Move over Obama

Hot on the heels of some discussion of racial attitudes in Asia, “China has called up its first black athlete”: Ding Hui, whose mother in Chinese and whose father is from South Africa, has “joined the national volleyball team”: Just as Americans think they have ‘ended race’ by reinforcing racial classification so strongly that a kid with parents from Kenya and Kansas raised in Manoa and Indonesia gets labelled as ‘black’ (and elected as president), so too the head coach of the National Youth Volleyball team, Zhou Jian’an, says “We pick players for their ability and to meet the needs of the team as a whole… He’s no different from the other players. They are all Chinese.” The head coach of his league volleyball team also notes: “He’s also a great singer and dancer.” The Telegraph reports that “On Chinese internet forums, he has been lauded for the ‘whiteness’ of his teeth and the ‘athleticism of his genes’.”

All of which is to say that inverting the moral valuation of different forms of racial classification is not the same thing as dismantling the system of classification itself.


Alex Golub is an associate professor of anthropology at the University of Hawai‘i at Mānoa. His book Leviathans at The Gold Mine has been published by Duke University Press. You can contact him at

3 thoughts on “Move over Obama

  1. I wonder, too, how much the coach’s words reflect the official position of the Chinese state. I’m reminded of the offical Mexican position, that “we are all Mestizos” — which is used to minimize the claims of ethnic autonomy and self-determination of indigenous people in Chiapas and Oaxaca, for example.

  2. Officially, all of the 56 recognized ethnicities in China are equal and all are seen as Chinese, but not Han Chinese.

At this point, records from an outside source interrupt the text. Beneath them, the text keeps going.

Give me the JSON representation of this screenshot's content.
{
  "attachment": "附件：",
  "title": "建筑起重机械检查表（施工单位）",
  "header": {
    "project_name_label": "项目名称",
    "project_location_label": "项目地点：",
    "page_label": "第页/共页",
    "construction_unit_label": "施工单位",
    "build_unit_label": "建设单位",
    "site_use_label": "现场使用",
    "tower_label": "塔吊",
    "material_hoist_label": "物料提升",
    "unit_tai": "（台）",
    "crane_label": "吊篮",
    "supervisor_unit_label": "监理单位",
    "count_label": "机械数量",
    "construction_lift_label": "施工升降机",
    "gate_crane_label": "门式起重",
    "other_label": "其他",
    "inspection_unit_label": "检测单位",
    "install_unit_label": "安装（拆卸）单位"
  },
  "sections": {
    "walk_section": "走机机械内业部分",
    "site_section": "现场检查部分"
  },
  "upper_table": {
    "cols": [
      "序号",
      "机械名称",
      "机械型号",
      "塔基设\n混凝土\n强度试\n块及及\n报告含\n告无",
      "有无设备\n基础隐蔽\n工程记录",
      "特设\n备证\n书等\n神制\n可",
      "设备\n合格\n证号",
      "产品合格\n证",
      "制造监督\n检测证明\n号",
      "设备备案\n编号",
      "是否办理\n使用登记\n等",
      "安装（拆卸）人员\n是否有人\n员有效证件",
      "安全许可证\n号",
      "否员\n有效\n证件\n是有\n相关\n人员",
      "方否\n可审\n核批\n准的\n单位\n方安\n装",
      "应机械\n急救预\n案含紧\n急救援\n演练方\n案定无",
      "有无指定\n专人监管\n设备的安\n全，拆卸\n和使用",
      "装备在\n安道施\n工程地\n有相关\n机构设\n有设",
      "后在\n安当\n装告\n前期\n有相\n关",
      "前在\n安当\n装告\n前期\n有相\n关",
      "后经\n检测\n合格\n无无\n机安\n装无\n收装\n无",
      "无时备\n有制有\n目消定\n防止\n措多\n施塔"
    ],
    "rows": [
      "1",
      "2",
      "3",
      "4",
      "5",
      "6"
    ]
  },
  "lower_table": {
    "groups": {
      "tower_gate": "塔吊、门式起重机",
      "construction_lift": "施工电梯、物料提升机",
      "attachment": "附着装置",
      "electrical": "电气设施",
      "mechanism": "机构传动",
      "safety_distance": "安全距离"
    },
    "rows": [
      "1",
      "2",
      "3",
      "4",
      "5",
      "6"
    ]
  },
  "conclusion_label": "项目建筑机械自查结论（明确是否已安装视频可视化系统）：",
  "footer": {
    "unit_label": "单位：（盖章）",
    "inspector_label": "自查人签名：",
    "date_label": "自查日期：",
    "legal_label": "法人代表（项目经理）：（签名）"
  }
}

    Ethnic autonomy is also official recongnized by the national government within the autonomus regions, cities and counties. Self-determination is right out though.

    As with everything in China, this official recognition might mean nothing at the provincial or lower levels of government.

  3. Reminds me of a conversation I had in China once.
    “I like Jews, Jews are really smart. Don’t you think so?”
    “I don’t really think you can say that.”
    “Why, do you think Jews are stupid?”